Black Pioneers in San Diego 1880 – 1920
April 1, 1981
Page 94. Amos and Cynthia Hudgins came to San Diego from Kansas. Amos owned a barbershop in downtown San Diego, one of the city’s first, and counted among his regular customers San Diego pioneers Alonzo Horton and George Marston.
Page 94. The Hudgins family home in Coronado. Several other African-American families lived and worked in Coronado at the turn of the century.
Page 95. The Goodwin family came to San Diego from Texas in 1902, first settling in the Imperial Valley. Jeff and Sara, and their children, Henrietta (seated), Alice, Charlie, Leela and Loula Goodwin are pictured in this 1902 photograph.
Page 95. William Osby and Alice Goodwin Osby owned a home on El Cajon Boulevard at Arizona Street. This 1915 view shows the water tower still in use today.
Page 96. Odie Goodwin worked for the Calexico Cotton Compress Company.
Page 97. Solomon Johnson came to San Diego in the late 1880s from Indiana. He had probably been a slave to Governor Cave Johnson in Tennessee before coming West. Johnson was a coachman for Hotel del Coronado builder E.S. Babcock.
Page 98. Solomon Johnson’s wife Cordelia as seen in 1887.
Page 99. The Johnson family home, c. 1910, was a popular meeting place for early African-American San Diegans.

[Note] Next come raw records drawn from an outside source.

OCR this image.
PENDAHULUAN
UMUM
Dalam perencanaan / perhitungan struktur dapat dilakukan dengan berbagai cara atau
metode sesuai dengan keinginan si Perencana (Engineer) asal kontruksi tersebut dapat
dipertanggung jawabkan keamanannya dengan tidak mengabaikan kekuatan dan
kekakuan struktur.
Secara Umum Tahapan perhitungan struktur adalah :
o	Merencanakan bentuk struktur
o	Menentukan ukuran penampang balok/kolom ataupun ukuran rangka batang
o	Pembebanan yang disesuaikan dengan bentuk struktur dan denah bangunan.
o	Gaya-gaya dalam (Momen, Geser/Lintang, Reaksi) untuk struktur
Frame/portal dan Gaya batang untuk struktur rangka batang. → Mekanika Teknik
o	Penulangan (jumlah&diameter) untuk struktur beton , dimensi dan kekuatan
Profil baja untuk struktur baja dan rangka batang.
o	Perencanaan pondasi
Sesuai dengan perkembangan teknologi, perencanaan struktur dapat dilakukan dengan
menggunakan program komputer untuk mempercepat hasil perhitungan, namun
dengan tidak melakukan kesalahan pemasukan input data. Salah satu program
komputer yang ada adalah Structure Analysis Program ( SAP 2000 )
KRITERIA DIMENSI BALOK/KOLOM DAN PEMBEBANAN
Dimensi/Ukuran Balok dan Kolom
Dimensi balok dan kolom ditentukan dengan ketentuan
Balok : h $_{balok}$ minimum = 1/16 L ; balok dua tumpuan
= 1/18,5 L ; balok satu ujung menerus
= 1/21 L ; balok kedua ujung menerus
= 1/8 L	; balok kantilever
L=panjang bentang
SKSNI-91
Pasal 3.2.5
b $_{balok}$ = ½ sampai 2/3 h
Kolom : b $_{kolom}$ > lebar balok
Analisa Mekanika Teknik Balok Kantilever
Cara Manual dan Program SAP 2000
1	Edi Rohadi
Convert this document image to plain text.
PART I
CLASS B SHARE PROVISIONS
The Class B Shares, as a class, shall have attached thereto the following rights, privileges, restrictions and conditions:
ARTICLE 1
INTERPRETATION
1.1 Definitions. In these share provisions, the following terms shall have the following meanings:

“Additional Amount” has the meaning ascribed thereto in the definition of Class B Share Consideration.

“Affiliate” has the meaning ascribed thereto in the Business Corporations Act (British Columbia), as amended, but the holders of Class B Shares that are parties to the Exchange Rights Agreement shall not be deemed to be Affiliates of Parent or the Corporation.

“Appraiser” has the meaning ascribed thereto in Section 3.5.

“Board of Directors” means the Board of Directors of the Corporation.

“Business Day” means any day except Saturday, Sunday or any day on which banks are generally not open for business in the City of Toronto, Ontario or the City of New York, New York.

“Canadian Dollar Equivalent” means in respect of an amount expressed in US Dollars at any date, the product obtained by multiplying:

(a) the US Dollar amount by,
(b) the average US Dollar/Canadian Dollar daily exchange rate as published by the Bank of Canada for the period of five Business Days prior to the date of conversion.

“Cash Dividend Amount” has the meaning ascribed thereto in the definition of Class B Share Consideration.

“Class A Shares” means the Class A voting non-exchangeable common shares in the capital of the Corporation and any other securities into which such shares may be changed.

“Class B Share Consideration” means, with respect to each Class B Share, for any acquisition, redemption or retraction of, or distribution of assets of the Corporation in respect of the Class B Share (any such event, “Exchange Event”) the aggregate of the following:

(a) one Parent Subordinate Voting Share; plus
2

Page 99. Issac Wooden, Sr. married Dimple Johnson in 1912. Wooden served as secretary of the Colored City Employees’ Social and Aid Club in the 1920s.
Page 100. Isaac Wooden working as a coachman prior to being employed by the City of San Diego.
Page 101. Albert and Margaret Robinson built the Hotel Robinson in Julian in 1887 and operated it for twenty-eight years until Albert’s death in 1915. Margaret later sold it for $1,500. The Robinsons’ reputation as good cooks was well known.
Page 102. Today, the hotel is named the Julian Hotel and is the oldest continuously operated hotel in Southern California.
Page 103. Nathaniel Harrison lived on Palomar Mountain for more than fifty years.
Page 104. America Newton owned an eighty-acre homestead west of Julian and worked as a laundress for miners who came to the area looking for gold. America Grade, which runs past her former property, is named in her honor.
Page 104. Hauling lumber to the Cuyamaca Flume, 1885. African-American workers helped construct the flume which brought water to San Diego.
Page 105. Reuben the Guide is seen here with his sombrero in 1897.
Page 105. The Acme Social Club enjoys a harborside party in 1917.
Page 106. Sandy Baker, Tim Williams, John Cross and Joe Smith (above) were early firemen in Logan Heights, 1927.
Page 106. Titled “Color Line Case” a San Diego Union article reports on the Anderson Case — a test of discrimination in San Diego — August, 1897.
Page 107. The Church of God in Christ holds a waterside baptizing in the Imperial Valley in 1916.
Page 108. Church life was a focal point in the lives of many African-American pioneers.
Page 109. Middletown School in 1903 had at least one African-American in its Seventh Grade Class. The young woman in this photograph might have been the teacher, however, the San Diego City Schools were slow to officially hire AfricanAmerican teachers. Henrietta Goodwin was hired as a substitute teacher after graduating from the Normal College for teachers in San Diego, but it wasn’t until 1941 when Lorraine Van Lowe was hired as an elementary school teacher that blacks were allowed to teach in the city schools.
Page 109. An early lodge member, c. 1895. Other residents such as Edward Anderson, Charlie Goodwin, Walter McDonald, C.M. Dickens, Walter Meadows and Gus Thompson were among the first members of Fidelity Lodge No. 10 of the Masons. Richard Marshall of Coronado was Grand Master of the Prince Hall Masons of California in 1906.
Page 110. The Edwards of La Jolla were among several African-American families who settled in the La jolla area during the 1920s.
The photographs are from the San Diego History Center’s Title Insurance and Trust Collection.